Ethical Theory Spring 2021

The Fact-Value Distinction

Overview

Hume and Moore, each in his own way, give statements of what is called the distinction between facts and values.

Facts are known by using the senses and factual beliefs can be true or false. By contrast, values cannot be known using the senses.

Can beliefs about values be true or false? Our authors split on this question.

Hume thinks that values are the products of what he calls our passions, that is, our desires. That makes them subjective in the sense that they come from us rather than the world.

Moore thinks that there are facts about values, but that they are non-natural facts. A natural fact is one that is known by the senses. This leaves him with a problem of explaining how we know about these facts.

Hume

I included two paragraphs from Hume. The first contains his statement that there are no facts about values, that is, in his terms, “moral distinctions.” The second denies the validity of drawing conclusions about what ought to be so from premises about what is, in fact, so. In other words, you can’t derive an “ought” from an “is.”

Here are some things to think about concerning Hume.

First, look at the numbered sentences in this paragraph.

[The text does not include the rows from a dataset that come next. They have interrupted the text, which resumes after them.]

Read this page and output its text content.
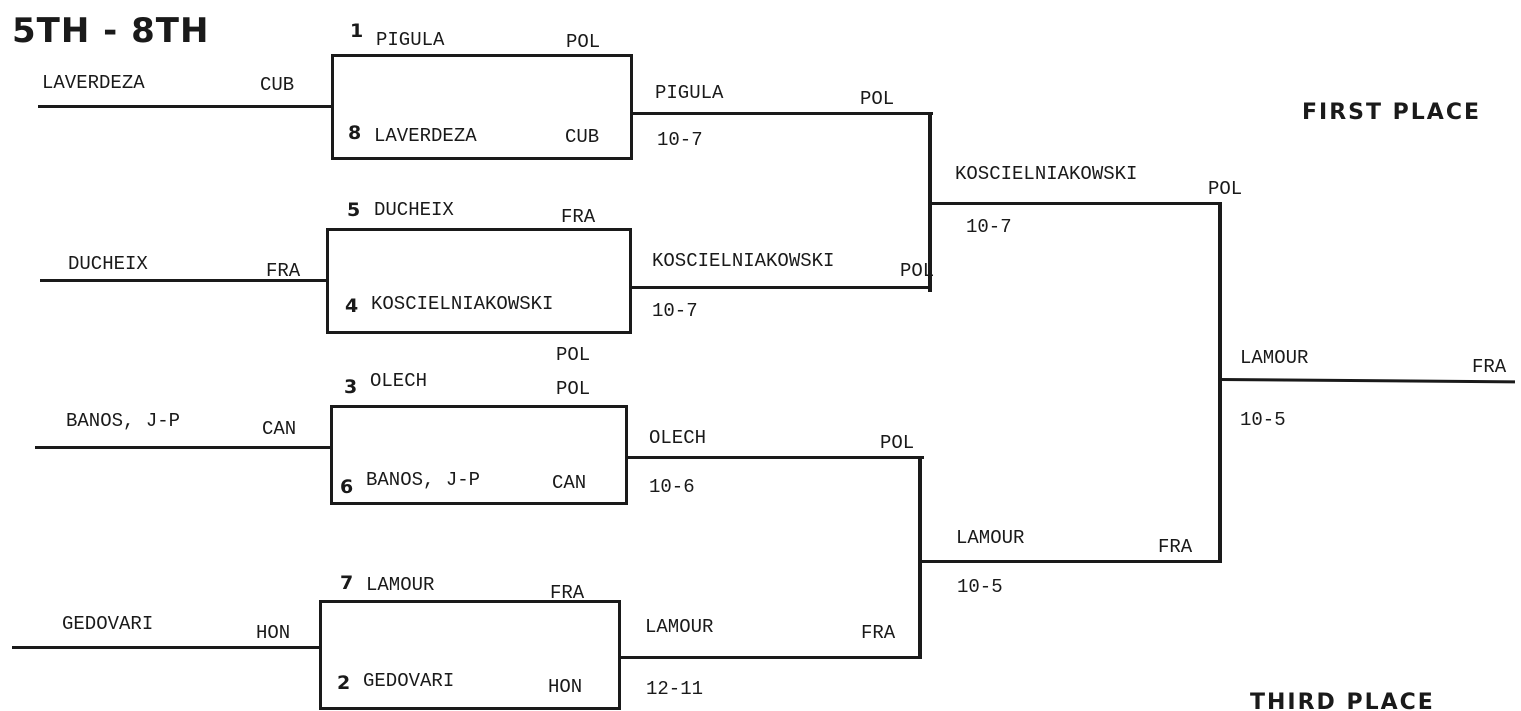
5TH - 8TH
FIRST PLACE
THIRD PLACE
LAVERDEZA	CUB
DUCHEIX	FRA
BANOS, J-P	CAN
GEDOVARI	HON
1 PIGULA	POL
8 LAVERDEZA	CUB
5 DUCHEIX	FRA
4 KOSCIELNIAKOWSKI
POL
3 OLECH	POL
6 BANOS, J-P	CAN
7 LAMOUR	FRA
2 GEDOVARI	HON
PIGULA	POL
10-7
KOSCIELNIAKOWSKI	POL
10-7
OLECH	POL
10-6
LAMOUR	FRA
12-11
KOSCIELNIAKOWSKI
POL
10-7
LAMOUR	FRA
10-5
LAMOUR	FRA
10-5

Take any action allowed to be vicious; wilful murder, for instance. Examine it in all lights, and see if you can find that matter of fact, or real existence, which you call vice. In whichever way you take it, you find only certain passions, motives, volitions, and thoughts. There is no other matter of fact in the case. The vice entirely escapes you, as long as you consider the object. You never can find it, till you turn your reflection into your own breast, and find a sentiment of disapprobation, which arises in you, towards this action. Here is a matter of fact; but it is the object of feeling, not of reason. It lies in yourself, not in the object. (1) So that when you pronounce any action or character to be vicious, you mean nothing, but that from the constitution of your nature you have a feeling or sentiment of blame from the contemplation of it. (2) Vice and virtue, therefore, may be compared to sounds, colours, heat, and cold, which, according to modern philosophy, are not qualities in objects, but perceptions in the mind: and (3) this discovery in morals, like that other in physics, is to be regarded as a considerable advancement of the speculative sciences; though, like that too, it has little or no influence on practice. Nothing can be more real, or concern us more, than our own sentiments of pleasure and uneasiness; and if these be favourable to virtue, and unfavourable to vice, no more can be requisite to the regulation of our conduct and behaviour.

These are three themes that we will see asserted by philosophers who believe in the subjectivity of values.

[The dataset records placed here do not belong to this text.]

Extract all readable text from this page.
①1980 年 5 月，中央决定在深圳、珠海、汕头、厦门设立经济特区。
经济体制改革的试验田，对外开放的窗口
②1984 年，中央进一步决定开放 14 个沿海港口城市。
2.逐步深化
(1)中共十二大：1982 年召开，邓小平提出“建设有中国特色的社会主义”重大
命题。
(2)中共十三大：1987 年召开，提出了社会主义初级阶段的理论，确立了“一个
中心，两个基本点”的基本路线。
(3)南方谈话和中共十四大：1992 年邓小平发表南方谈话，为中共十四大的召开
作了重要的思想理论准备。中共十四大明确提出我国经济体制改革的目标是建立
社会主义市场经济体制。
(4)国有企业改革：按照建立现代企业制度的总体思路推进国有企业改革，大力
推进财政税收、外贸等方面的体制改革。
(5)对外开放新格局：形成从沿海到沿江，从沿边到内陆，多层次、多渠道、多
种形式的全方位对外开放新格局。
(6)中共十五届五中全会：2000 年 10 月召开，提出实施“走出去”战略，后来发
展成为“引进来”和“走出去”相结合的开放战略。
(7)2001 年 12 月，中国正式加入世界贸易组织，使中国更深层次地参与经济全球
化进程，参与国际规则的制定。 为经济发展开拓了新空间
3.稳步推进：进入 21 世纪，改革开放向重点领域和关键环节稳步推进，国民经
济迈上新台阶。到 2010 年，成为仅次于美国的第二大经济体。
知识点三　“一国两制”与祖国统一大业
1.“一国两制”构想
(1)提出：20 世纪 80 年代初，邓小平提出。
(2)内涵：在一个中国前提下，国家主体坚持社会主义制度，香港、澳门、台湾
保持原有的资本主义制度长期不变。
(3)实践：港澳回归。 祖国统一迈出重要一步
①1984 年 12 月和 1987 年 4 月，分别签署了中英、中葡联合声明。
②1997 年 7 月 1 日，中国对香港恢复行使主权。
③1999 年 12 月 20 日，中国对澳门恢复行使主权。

  1. What you mean when you use a moral term is that you have a feeling.

  2. Moral beliefs are like beliefs about colors. Colors seem to be features of objects but are they are actually the products of our own minds.

  3. This discovery about the subjectivity of ethics has no practical impact; it won’t alter people’s behavior.

I think all three claims are open to question. The first is, on the face of it, false. The third seems questionable. The second, about color, is the most plausible.

Moore

Moore’s project is to define “good” in a way that would reveal its nature. Definitions that accomplish this, according to Moore, are ones that identify the component parts of the thing being defined in a way that enables you to distinguish it from other things. For example, if you know that a chimera is an animal with a lioness’s head and body, a goat’s head in the middle of its back, and a snake for a tail, you will know the nature of a chimera and you will be capable of distinguishing chimeras from other beasts (Moore 1903, 7).

Moore maintains that “good” cannot be defined in this way. It is simple, meaning that it does not have any parts. Since that is so, we obviously cannot explain what it is by identifying its parts.

Moore draws an analogy with color to explain what he means. All you can say about yellow is that it is the color that you see when you look at some things. It is different from other colors because it looks different. That, obviously, doesn’t enable anyone to identify yellow things or distinguish them from things that are not yellow. So it isn’t the kind of definition that Moore is looking for.

Moore thinks that hedonists get this wrong. They try to define “good” in terms of something else: pleasure. Their efforts fail, he maintains, because it is always an open question whether pleasure is good or not.

To see what he means, consider this definition: a bachelor is an unmarried man. You can ask whether the word “bachelor” means the same thing as “unmarried man.” But once you know what the words mean, you can’t really ask whether a given bachelor is an unmarried man or not. The answer is “yes” by the definition of the word.

Moore thinks that this argument extends to all attempts to identify “good” with a natural property or thing. That means that the same argument would apply to any attempt to define “good” in terms of things that we know through the senses.

Criticisms of Moore

Here are two questions about Moore’s argument that we can discuss.

First, how does he think we can distinguish between good and bad? If they aren’t identical with properties that we know through the senses, how do we know about them?

Second, is the so-called open question argument too broad? Take this definition: water is H2O. You can ask whether water really is H2O or not. Indeed, future scientists may discover that it is not! But that doesn’t make it a bad definition.

References

Hume, David. (1740) 1995. A Treatise of Human Nature. Edited by Mark C. Rooks. The Complete Works and Correspondence of David Hume. Charlottesville, VA: InteLex Corporation.